Un candidat qui éprouve la volonté de Dieu sur la base de cette compréhension ne peut pas s’égarer bien loin, même si au fil du temps il devient clair que ce monastère particulier n’est pas sa vocation. Ils auront vraiment testés l’appel dont ils ont cru qu’il pouvait être le leur, et leur continuation sur ce chemin, ou la conclusion qu’ils doivent en chercher un autre, sera béni par l’intégrité de leur don total d’eux-même au Seigneur, de leur acceptation de l’invitation du Seigneur : “venez et voyez” (Jn 1:39).
      
Les supérieurs religieux se réjouissent lorsqu’une personne montre cette générosité d’esprit et s’ouvre à faire tout ce que Dieu leur demandera. Une telle personne est déjà bien avancé dans les choses nécessaires pour suivre la volonté du Seigneur avec fruit. 
      
En d’autres occasions elles hésitent, et avec raison, à cause d’une approche différente. Une jeune personne peut se présenter avec des expressions comme “je discerne le sacerdoce/la vie religieuse/une vocation monastique…” ou “je veux faire/être x, y ou z” trahissant une attitude centrée sur le “Je” et non sur Dieu. Ma volonté et non celle de Dieu est ce qui semble être recherché - presque comme si “Je” suis celui qui appelle Dieu à servir ce que je veux, plutôt que de Lui permettre de m'appeler à devenir ce que je ne peut devenir qu’en me rendant entièrement à Sa volonté. 
      
Un tel “consumérisme vocationnel” est bien trop fréquent et infecte le vrai discernement - la découverte intelligente de ce que Dieu n’appelle à devenir, et non de ce que je choisis de faire selon ma propre volonté et mes critères limités. Nous pourrions l'appeler “pélagianisme vocationnel” en ce qu’une telle approche exclut la grâce de Dieu et ne s’appuie que sur ses propres efforts et désirs. 
       
Le jeune homme riche de l’Evangile était un homme bon, mais lorsque le Seigneur l’a provoqué : “si tu veux être parfait, va, vends tout tes biens et donne les aux pauvres, et tu aura un trésor dans les Cieux; viens, et suis-moi” (Mt 19:24) il a manqué de volonté. Son désir de ne pas laisser derrière lui ses “nombreuses possessions” l’a empêché de répondre à l'appel du Seigneur. Il s’en est allé, triste. Il n’est jamais devenu ce que Dieu l'appelait à être. 
       
Nous sommes des créatures déchues. Mais il y a une espérance. La grâce est possible même pour ceux infectés par le pélagianisme vocationnel, même si la maladie doit être stoppée avant qu’elle n’atteigne la possibilité d’y répondre.
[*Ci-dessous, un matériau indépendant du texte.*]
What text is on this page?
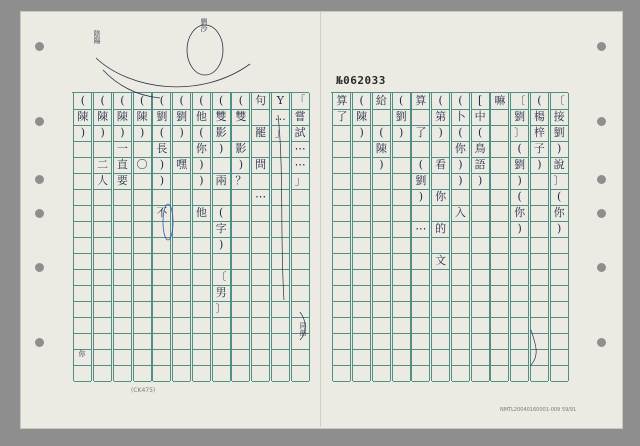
№062033
「
嘗
試
⋯
⋯
」
Y
…
」
句
罷
問
⋯
(
雙
影
)
？
(
雙
影
)
兩
(
字
)
〔
男
〕
(
他
(
你
)
)
他
(
劉
)
嘿
(
劉
(
長
)
)
不
(
陳
)
〇
(
陳
)
一
直
要
(
陳
)
二
人
(
陳
)
〔
接
劉
)
說
〕
(
你
)
(
楊
梓
子
)
〔
劉
〕
(
劉
)
(
你
)
嘛
[
中
(
鳥
語
)
(
卜
(
你
)
)
入
(
第
)
看
你
的
文
算
了
(
劉
)
⋯
(
劉
)
給
(
陳
)
(
陳
)
算
了
陰陽
劉沙
同前
你
(CK475)
NMTL20040160001-009 59/91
La Conversion - se retourner vers - est nécessaire, de la contemplation de ma propre image dans le miroir à celle du Seigneur dans Ses yeux - de faire ce que je veux, à être ouvert à accepter ce qu’il me provoque à accomplir dans cette rencontre. 
     
Si cela n’arrive jamais et qu’un individu s’avance sur la voie vocationnelle dans leurs propres termes, une crise est inévitable. Un programme de formation sain peut résoudre cela et offrir les moyens de se corriger, mais si la maladie est trop avancée un nouveau triste départ est inévitable. 
     
Mais lorsque l’individu est préparer à quitter foyer, frères, sœurs, mères et pères, enfants ou terres en réponse à l’appel du Seigneur (Mc 10:29), lorsqu'ils sont préparés à accepter la stricte discipline que Saint Benoît indique comme une nécessité pour la transformation des mauvaises habitudes et la préservation de la charité, et non “de fuir aussitôt — pris de terreur — la voie du salut, dont l’entrée, au début, est nécessairement étroite” (Prologue), le plan providentiel de Dieu pour cet individu - une chose unique qu’on ne peut répéter — peut commencer à se réaliser pour le salut de mon âme, la gloire de Dieu Tout-Puissant et l’établissement de son Royaume ici, sur la terre.